Il me regarda d’une façon si triste que je craignais qu’il se mette à chialer. Je savais que j’étais nul pour dire autre chose que des vacheries, mais là j’estimais ne pas m’être trop foiré.

— Merci, bafouilla-t-il la gorge nouée.

Je lui répondis par un sourire bienveillant. On avait conspué ce type, ses pairs l’avaient traîné dans la boue avant de le jeter dans l’oubli. Je ressentis une certaine gêne pour l’avoir mis en doute. Je relançai la discussion pour l’inviter à continuer :

— Reprenons si vous le voulez bien. Dans ce bureau, vous avez donc trouvé une carte qui indiquerait l’emplacement de villes similaires dans le monde, mais encore non découvertes. Et celles-ci seraient reliées avec le ciel. Pensez-vous que c’était en relation avec cette…

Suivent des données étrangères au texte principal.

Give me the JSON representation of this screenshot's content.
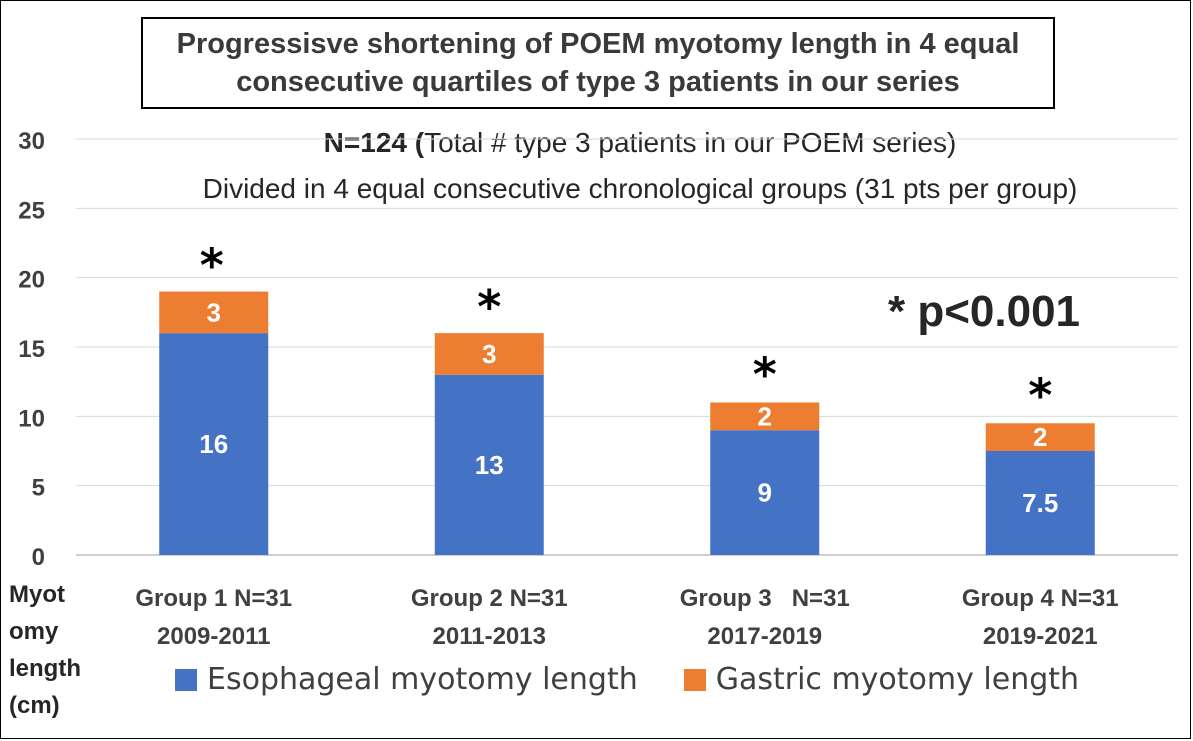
{
  "title": {
    "line1": "Progressisve shortening of POEM myotomy length in 4 equal",
    "line2": "consecutive quartiles of type 3 patients in our series"
  },
  "subtitle": {
    "n_bold": "N=124 (",
    "n_rest": "Total # type 3 patients in our POEM series)",
    "line2": "Divided in 4 equal consecutive chronological groups (31 pts per group)"
  },
  "significance_text": "* p<0.001",
  "ylabel_lines": [
    "Myot",
    "omy",
    "length",
    "(cm)"
  ],
  "chart_data": {
    "type": "bar",
    "stacked": true,
    "categories": [
      [
        "Group 1 N=31",
        "2009-2011"
      ],
      [
        "Group 2 N=31",
        "2011-2013"
      ],
      [
        "Group 3   N=31",
        "2017-2019"
      ],
      [
        "Group 4 N=31",
        "2019-2021"
      ]
    ],
    "series": [
      {
        "name": "Esophageal myotomy length",
        "values": [
          16,
          13,
          9,
          7.5
        ],
        "labels": [
          "16",
          "13",
          "9",
          "7.5"
        ],
        "color": "#4472c4"
      },
      {
        "name": "Gastric myotomy length",
        "values": [
          3,
          3,
          2,
          2
        ],
        "labels": [
          "3",
          "3",
          "2",
          "2"
        ],
        "color": "#ed7d31"
      }
    ],
    "significance_markers": [
      "*",
      "*",
      "*",
      "*"
    ],
    "ylim": [
      0,
      30
    ],
    "yticks": [
      0,
      5,
      10,
      15,
      20,
      25,
      30
    ],
    "grid": true,
    "legend_position": "bottom"
  }
}
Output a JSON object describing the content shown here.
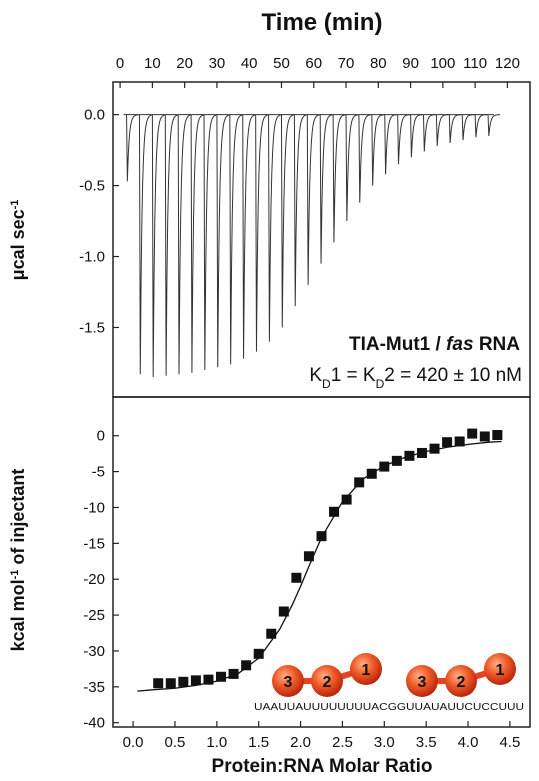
{
  "chart_data": [
    {
      "type": "thermogram",
      "title": "Time (min)",
      "ylabel": [
        "μcal sec",
        "-1"
      ],
      "annotation": [
        "TIA-Mut1 / ",
        "fas",
        " RNA"
      ],
      "kd_label": [
        "K",
        "D",
        "1 = K",
        "D",
        "2 = 420 ± 10 nM"
      ],
      "color": "#333333",
      "x": [
        2,
        6,
        10,
        14,
        18,
        22,
        26,
        30,
        34,
        38,
        42,
        46,
        50,
        54,
        58,
        62,
        66,
        70,
        74,
        78,
        82,
        86,
        90,
        94,
        98,
        102,
        106,
        110,
        114
      ],
      "values": [
        -0.47,
        -1.83,
        -1.85,
        -1.84,
        -1.83,
        -1.82,
        -1.8,
        -1.78,
        -1.76,
        -1.72,
        -1.67,
        -1.6,
        -1.5,
        -1.35,
        -1.2,
        -1.05,
        -0.9,
        -0.75,
        -0.62,
        -0.5,
        -0.42,
        -0.35,
        -0.3,
        -0.26,
        -0.22,
        -0.2,
        -0.18,
        -0.16,
        -0.15
      ],
      "xlim": [
        -2.2,
        127
      ],
      "ylim": [
        -1.99,
        0.23
      ],
      "xticks": [
        0,
        10,
        20,
        30,
        40,
        50,
        60,
        70,
        80,
        90,
        100,
        110,
        120
      ],
      "yticks": [
        {
          "value": 0,
          "label": "0.0"
        },
        {
          "value": -0.5,
          "label": "-0.5"
        },
        {
          "value": -1,
          "label": "-1.0"
        },
        {
          "value": -1.5,
          "label": "-1.5"
        }
      ]
    },
    {
      "type": "isotherm",
      "xlabel": "Protein:RNA Molar Ratio",
      "ylabel": [
        "kcal mol",
        "-1",
        " of injectant"
      ],
      "color": "#111111",
      "x": [
        0.3,
        0.45,
        0.6,
        0.75,
        0.9,
        1.05,
        1.2,
        1.35,
        1.5,
        1.65,
        1.8,
        1.95,
        2.1,
        2.25,
        2.4,
        2.55,
        2.7,
        2.85,
        3.0,
        3.15,
        3.3,
        3.45,
        3.6,
        3.75,
        3.9,
        4.05,
        4.2,
        4.35
      ],
      "values": [
        -34.5,
        -34.5,
        -34.3,
        -34.1,
        -34.0,
        -33.6,
        -33.2,
        -32.0,
        -30.4,
        -27.6,
        -24.5,
        -19.8,
        -16.8,
        -14.0,
        -10.6,
        -8.9,
        -6.5,
        -5.3,
        -4.3,
        -3.5,
        -2.8,
        -2.4,
        -1.8,
        -0.9,
        -0.8,
        0.3,
        -0.1,
        0.1
      ],
      "fit": {
        "x": [
          0.05,
          0.25,
          0.5,
          0.75,
          1.0,
          1.25,
          1.5,
          1.75,
          1.9,
          2.0,
          2.1,
          2.25,
          2.5,
          2.75,
          3.0,
          3.25,
          3.5,
          3.75,
          4.0,
          4.25,
          4.4
        ],
        "values": [
          -35.6,
          -35.4,
          -35.2,
          -34.8,
          -34.2,
          -33.2,
          -31.0,
          -27.0,
          -23.6,
          -21.0,
          -18.2,
          -14.2,
          -9.2,
          -6.0,
          -4.2,
          -3.0,
          -2.2,
          -1.6,
          -1.2,
          -0.9,
          -0.8
        ]
      },
      "xlim": [
        -0.24,
        4.74
      ],
      "ylim": [
        -40.6,
        5.4
      ],
      "xticks": [
        {
          "value": 0,
          "label": "0.0"
        },
        {
          "value": 0.5,
          "label": "0.5"
        },
        {
          "value": 1,
          "label": "1.0"
        },
        {
          "value": 1.5,
          "label": "1.5"
        },
        {
          "value": 2,
          "label": "2.0"
        },
        {
          "value": 2.5,
          "label": "2.5"
        },
        {
          "value": 3,
          "label": "3.0"
        },
        {
          "value": 3.5,
          "label": "3.5"
        },
        {
          "value": 4,
          "label": "4.0"
        },
        {
          "value": 4.5,
          "label": "4.5"
        }
      ],
      "yticks": [
        0,
        -5,
        -10,
        -15,
        -20,
        -25,
        -30,
        -35,
        -40
      ],
      "constructs": [
        {
          "domains": [
            "3",
            "2",
            "1"
          ]
        },
        {
          "domains": [
            "3",
            "2",
            "1"
          ]
        }
      ],
      "sequence": "UAAUUAUUUUUUUUACGGUUAUAUUCUCCUUU"
    }
  ]
}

Je retournais en arrière pour retrouver le terme.

— … Cette « intelligence artificielle » ? demandai-je après une hésitation.

— Difficile à dire, nous étions géographes ou historiens, pas mathématiciens et encore moins informaticiens. Peut-être aurions-nous pu établir une théorie plus crédible si nous avions eu des personnes de la discipline avec nous. J’imaginais combien elles se seraient foutues de nous.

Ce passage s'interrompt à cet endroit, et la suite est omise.